Although it is not clear what the defendant must prove in order to satisfy each of these standards, this court has stated explicitly that the applicable standard of review is not equivalent to that by which we evaluate the sufficiency of the evidence. In Swenson v. Sawoska, 215 Conn. 148, 153, 575 A.2d 206 (1990), this court stated that denying reversal where other, properly admitted evidence was sufficient to sustain the verdict, a standard was “too restrictive in that it does not encompass situations where the erroneously admitted evidence, while not necessary itself to sustain the jury’s verdict, may nonetheless have affected the jury’s perception of the remaining evidence. Such a standard is inappropriate because it would require that we treat as harmless error any evidentiary ruling, regardless of its effect upon the verdict, so long as the evidence not implicated by the ruling was sufficient as a matter of law to sustain the verdict.” Because this court’s “review of evidential rulings, whether resulting in the admission or exclusion of evidence” is the same; Casalo v. Claro, 147 Conn. 625, 630, 165 A.2d 153 (1960); Swenson is equally applicable to the present case, where the trial court’s ruling resulted in the exclusion of evidence. This language shows quite clearly that it is not enough merely to show that other, properly admitted evidence, was sufficient to sustain the verdict. Swenson recognized that individual pieces of evidence do not exist in a vacuum and acknowledged that a piece of evidence, seemingly unimportant in its own right, may affect the fact finder’s interpretation of other highly significant evidence. Swenson v. Sawoska, supra, 153; cf. Costello v. Costello, 134 Conn. 536, 544, 59 A.2d 520 (1948) (where erroneous evidentiary rulings do not relate to evidence that “reasonably could have affected the verdict,” reversal not warranted).

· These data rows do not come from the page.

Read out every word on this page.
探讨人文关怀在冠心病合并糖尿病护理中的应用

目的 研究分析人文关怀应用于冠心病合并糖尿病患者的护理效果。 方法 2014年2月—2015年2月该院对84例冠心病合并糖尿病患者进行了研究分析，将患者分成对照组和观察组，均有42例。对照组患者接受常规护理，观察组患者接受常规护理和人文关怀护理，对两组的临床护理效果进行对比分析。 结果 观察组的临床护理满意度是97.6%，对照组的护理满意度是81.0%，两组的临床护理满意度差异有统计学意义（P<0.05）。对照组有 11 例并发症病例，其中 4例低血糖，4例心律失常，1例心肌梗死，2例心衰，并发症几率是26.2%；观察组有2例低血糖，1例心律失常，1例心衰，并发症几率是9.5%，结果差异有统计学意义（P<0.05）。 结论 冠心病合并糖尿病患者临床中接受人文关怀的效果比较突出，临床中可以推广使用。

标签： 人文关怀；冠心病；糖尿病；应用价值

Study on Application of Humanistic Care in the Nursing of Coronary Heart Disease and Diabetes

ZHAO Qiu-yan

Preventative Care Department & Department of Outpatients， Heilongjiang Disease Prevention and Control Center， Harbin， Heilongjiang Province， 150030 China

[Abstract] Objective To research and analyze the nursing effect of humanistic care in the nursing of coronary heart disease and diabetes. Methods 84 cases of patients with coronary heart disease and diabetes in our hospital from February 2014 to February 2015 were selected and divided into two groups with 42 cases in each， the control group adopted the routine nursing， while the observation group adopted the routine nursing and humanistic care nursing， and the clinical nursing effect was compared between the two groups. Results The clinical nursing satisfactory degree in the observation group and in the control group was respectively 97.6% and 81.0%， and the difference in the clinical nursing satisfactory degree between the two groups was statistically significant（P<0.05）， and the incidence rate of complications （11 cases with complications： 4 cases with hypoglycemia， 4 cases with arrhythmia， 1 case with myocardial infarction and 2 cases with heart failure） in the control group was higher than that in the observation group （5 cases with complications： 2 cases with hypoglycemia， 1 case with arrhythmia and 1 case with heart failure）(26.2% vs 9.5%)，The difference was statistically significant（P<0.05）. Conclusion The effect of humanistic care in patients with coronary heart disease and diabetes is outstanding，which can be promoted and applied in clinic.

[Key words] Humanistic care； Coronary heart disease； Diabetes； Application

 Whether proffered evidence is cumulative is relevant to the issue of whether the prejudicial nature of that evidence substantially outweighs its probative value as well as to the question of whether the exclusion of the evidence will be held to be harmless. Because the trial court did not analyze the probative value or prejudice resulting from the admission of the evidence, however, I address the question of whether the evidence was cumulative only in the latter context.

 The majority states that this case is comparable to State v. Munoz, supra, 233 Conn. 114-15 n.5, and State v. Person, 236 Conn. 342, 359, 673 A.2d 463 (1996) (Borden, J., concurring), in which it was noted (hat the presentation of inconsistent defenses might reasonably cause a jury to become skeptical about the defendant’s entire case. In Person, the trial court erroneously refused to charge the jury on the defense of extreme emotional disturbance where the defendant’s own testimony contradicted the claim that he was emotionally upset at the relevant time. State v. Person, supra, 356. In Munoz, the defendant claimed that he had stabbed the victim in self-defense, though not fatally, that he had an alibi for the time of death and that someone else had delivered the fatal blow. State v. Munoz, supra, 114-15. By contrast with those cases, the defenses in the present case are not necessarily inconsistent. The defendant is not claiming both that he stabbed the victim in self-defense and that someone else actually committed the crime. He is, *798instead, making two related but not inconsistent claims regarding his mental state at the time that he, admittedly, stabbed the victim.